The minister urged co-operation from teachers and suggested they could provide substitute cover on an unpaid basis, or by joining the official supervision and substitution scheme.

He said schools managed prior to 2002-03 when there was no such cover, adding: "The whole system didn't collapse."

He said if a class went out, certain other teachers were left free and he suggested that instead of teaching their normal class "perhaps they might indulge in helping the schools in terms of supervision".


The NAPD president also said it was a mystery how the minister could claim that only 200 teachers would be lost to second-level education as a result of the Budget cuts -- their estimate is nearly 1,000.

She said a 500-pupil school had a basic allocation of 27.8 teachers, but the Budget changes would reduce that to 26.3 teachers, meaning an average loss per school of 1.5 teachers.

The disparity between the minister's figure of 200 teaching jobs cuts in each sector and his critics' claims of 1,000 each, is explained by the anticipated increase in pupil numbers next year, for whom teachers will be employed.
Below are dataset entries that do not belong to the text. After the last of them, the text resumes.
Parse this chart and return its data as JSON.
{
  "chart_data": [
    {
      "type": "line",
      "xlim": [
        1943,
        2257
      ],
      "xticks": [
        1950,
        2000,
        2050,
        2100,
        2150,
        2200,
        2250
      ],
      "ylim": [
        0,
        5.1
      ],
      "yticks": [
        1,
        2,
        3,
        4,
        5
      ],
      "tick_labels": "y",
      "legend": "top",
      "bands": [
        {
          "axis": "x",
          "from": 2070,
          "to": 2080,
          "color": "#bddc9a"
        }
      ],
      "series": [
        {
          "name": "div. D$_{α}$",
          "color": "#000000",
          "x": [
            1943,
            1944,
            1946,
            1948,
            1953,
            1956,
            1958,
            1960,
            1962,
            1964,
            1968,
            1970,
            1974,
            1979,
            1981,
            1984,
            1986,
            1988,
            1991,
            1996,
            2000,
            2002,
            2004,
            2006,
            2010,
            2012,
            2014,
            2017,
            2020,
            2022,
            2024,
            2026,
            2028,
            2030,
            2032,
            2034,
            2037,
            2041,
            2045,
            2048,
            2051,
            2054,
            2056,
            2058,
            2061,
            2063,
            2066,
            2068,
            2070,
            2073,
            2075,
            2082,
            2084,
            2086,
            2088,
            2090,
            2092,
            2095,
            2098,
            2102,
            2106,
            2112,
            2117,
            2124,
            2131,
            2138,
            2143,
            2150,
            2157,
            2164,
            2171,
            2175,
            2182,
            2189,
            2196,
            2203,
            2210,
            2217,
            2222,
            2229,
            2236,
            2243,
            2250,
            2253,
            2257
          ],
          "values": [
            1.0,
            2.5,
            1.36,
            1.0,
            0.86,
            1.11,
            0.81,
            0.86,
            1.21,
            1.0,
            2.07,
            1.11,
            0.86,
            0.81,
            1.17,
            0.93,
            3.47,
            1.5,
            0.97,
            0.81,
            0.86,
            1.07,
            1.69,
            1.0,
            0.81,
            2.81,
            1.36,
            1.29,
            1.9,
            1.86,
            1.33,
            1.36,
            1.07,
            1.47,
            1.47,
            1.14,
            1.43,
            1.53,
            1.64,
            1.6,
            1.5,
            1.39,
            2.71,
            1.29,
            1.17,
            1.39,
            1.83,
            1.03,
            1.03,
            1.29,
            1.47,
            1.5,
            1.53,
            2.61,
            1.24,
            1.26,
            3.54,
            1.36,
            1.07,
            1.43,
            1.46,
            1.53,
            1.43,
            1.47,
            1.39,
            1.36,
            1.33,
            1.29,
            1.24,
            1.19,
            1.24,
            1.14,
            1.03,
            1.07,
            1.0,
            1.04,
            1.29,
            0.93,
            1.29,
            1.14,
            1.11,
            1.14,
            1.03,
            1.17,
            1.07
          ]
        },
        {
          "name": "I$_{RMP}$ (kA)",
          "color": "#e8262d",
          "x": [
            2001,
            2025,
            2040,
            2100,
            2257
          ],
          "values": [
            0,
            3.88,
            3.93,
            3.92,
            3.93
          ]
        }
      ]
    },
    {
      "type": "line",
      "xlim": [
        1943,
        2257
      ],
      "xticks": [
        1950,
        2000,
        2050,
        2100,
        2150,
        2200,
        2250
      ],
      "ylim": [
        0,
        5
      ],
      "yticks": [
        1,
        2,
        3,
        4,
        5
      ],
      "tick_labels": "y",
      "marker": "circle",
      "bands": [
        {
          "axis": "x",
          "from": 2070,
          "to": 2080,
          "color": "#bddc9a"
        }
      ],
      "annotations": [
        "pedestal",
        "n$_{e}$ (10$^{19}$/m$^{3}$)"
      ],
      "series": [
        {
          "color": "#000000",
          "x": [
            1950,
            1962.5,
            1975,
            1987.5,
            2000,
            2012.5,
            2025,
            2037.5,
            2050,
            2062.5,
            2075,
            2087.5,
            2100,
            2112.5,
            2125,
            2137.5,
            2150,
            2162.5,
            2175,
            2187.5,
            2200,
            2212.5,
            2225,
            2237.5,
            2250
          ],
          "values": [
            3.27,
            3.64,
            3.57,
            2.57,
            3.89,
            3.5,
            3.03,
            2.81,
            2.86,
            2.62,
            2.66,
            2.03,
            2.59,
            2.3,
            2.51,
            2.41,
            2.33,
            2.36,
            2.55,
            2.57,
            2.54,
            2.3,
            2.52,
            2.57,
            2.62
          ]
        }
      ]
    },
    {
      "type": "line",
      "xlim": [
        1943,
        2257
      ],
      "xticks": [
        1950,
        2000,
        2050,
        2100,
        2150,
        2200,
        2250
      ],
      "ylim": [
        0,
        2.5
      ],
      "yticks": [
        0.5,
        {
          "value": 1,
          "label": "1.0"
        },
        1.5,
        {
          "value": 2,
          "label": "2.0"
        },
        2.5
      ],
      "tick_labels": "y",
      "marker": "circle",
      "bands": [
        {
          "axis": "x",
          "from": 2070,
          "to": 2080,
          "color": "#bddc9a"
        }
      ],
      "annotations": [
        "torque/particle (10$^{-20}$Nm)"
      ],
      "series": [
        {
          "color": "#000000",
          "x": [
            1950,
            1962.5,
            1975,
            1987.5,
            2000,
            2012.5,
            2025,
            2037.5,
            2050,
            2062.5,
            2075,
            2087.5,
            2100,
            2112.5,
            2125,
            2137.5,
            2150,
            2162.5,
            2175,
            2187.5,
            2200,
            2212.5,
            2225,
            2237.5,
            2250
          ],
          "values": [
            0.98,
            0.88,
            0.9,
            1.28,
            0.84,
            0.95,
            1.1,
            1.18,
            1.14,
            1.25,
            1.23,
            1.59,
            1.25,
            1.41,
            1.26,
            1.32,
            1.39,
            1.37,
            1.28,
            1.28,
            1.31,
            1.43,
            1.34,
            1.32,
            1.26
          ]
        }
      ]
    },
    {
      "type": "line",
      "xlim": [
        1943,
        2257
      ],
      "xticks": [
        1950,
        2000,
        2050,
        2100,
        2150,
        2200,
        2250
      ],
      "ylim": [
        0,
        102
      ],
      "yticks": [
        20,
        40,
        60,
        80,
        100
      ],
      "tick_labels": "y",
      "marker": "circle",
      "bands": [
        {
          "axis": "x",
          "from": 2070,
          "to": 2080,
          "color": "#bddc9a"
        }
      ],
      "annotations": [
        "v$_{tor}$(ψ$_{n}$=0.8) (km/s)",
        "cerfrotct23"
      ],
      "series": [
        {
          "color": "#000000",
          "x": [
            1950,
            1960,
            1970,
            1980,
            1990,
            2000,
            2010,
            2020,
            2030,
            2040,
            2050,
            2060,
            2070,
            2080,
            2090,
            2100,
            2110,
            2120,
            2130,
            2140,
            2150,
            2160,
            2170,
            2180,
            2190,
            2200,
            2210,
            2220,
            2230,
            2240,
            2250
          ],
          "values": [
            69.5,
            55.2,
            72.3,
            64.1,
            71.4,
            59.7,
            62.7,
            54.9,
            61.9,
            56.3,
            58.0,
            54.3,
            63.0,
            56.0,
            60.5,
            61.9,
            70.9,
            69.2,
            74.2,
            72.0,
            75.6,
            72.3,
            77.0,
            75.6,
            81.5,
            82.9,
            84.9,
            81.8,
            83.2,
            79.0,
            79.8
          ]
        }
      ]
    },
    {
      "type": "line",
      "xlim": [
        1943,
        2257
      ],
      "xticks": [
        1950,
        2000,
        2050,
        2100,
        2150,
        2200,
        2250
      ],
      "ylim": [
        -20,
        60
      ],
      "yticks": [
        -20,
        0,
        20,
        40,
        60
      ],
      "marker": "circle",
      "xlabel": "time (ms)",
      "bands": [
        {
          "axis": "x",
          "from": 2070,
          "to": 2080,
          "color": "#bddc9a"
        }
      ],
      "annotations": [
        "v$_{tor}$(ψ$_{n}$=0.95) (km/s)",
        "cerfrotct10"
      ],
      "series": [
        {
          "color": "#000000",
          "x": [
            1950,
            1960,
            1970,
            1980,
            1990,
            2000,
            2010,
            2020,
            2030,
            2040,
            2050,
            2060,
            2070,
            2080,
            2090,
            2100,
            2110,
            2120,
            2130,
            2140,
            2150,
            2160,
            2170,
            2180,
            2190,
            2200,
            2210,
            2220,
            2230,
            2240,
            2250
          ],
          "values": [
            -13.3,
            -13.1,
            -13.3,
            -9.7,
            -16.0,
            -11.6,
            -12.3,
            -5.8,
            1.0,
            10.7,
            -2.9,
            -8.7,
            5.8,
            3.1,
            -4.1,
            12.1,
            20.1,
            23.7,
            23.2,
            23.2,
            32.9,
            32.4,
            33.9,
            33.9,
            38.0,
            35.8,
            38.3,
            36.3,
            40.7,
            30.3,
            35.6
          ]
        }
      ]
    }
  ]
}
Mr O'Keeffe said 11,000 additional pupils were expected in primary schools and 3,000 at second level. The extra teachers required for the new enrolments partly offset the cuts, giving the minister a net figure of 400 between the sectors.

Teachers Union of Ireland president Don Ryan put the second-level job losses at 1,100 as well as the 130 job cuts induced by withdrawal of funding to certain disadvantaged schools.

"Such a cull will have a devastating effect on education in this country, effectively limiting the potential of the next generation of students," he said.

The Irish National Teachers Organisation has announced a campaign to fight the cuts.